They Become Millionaire With MyYearbook.com

By at September 30, 2007 | 8:33 pm | Print

Who: Catherine and Dave Cook
What: MyYearbook.com, a social networking site
Where: New Hope, Pennsylvania
When: Started in 2005

Move over, MySpace and Facebook–these young entrepreneurs have found a new way to capitalize on the social networking rage. Amazingly, Catherine Cook, 17, and her 18-year-old brother, Dave, were able to create MyYearbook.com while they were still in high school.

The 2 million-member, seven-figure-earning site, with 20 employees and ad revenue from corporations such as Disney and Procter & Gamble, got its start from an observation about yearbooks. Catherine says she and Dave were sitting around, flipping through their school yearbook and commenting on its poor quality. Their idea to turn a yearbook into a social website quickly became a reality when their oldest brother, Geoff, decided to come onboard as an investor. A Harvard graduate and a successful internet entrepreneur in his own right, Geoff gave Catherine and Dave $250,000 to start the company in 2005. With that, Catherine and Dave were on their way, working with outsourced developers in India to design a networking site that would meld the success of MySpace with the premise of a yearbook.

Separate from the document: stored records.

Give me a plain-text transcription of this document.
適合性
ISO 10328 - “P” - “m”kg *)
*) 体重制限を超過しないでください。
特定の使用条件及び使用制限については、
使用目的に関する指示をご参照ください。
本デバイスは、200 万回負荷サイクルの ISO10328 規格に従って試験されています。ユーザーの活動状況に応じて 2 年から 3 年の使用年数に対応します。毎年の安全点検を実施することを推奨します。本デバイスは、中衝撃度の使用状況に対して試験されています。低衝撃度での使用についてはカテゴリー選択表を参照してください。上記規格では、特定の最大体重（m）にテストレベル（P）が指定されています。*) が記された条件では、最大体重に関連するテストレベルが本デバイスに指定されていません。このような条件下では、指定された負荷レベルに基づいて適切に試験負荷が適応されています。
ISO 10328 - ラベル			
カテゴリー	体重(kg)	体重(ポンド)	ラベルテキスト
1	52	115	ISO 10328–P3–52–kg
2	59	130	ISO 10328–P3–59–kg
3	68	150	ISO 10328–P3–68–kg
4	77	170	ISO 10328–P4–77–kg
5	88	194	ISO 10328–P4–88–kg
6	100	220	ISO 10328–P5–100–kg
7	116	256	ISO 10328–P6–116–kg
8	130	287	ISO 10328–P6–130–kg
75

Pulling constant all-nighters and juggling schoolwork along with the business was “really daunting,” says Catherine. Hoping to attract as many students as possible, the pair timed the launch to coincide with their return to school after spring break in April 2005. They turned heads by wearing promotional T-shirts to school, resulting in 200 people signing up in the first week. Word spread, and less than a year after opening up to all schools, the site had a million members. “At the start, [the success] was a joke,” Catherine says. “We made fake press articles about us taking over the world and getting a million members. But then we actually got a million members, and we knew it was going to be big.”

Catherine says the site owes its rapid growth to several factors: her appearance in CosmoGirl magazine, her and Dave’s ability to gather feedback directly from the students at their school, and giveaways of free T-shirts and sandals to members who recommended at least five people to the site. “With high schoolers, something free is always good,” Catherine says, adding that the site’s optimal search and profile customization features have also fueled its success.

Catherine says she and Dave could not have done it without the help of Geoff, who runs the day-to-day operations of the company while she and Dave focus on schoolwork. “We’re really close siblings,” says Catherine. “We have the same sense of humor, and it [is] easy to work with Geoff.”

So what’s next for two kids who’ve already started their own company? College, of course. While she hasn’t chosen a school yet, Catherine plans to attend a university starting this fall, and Dave is currently enrolled at the University of Colorado in Boulder.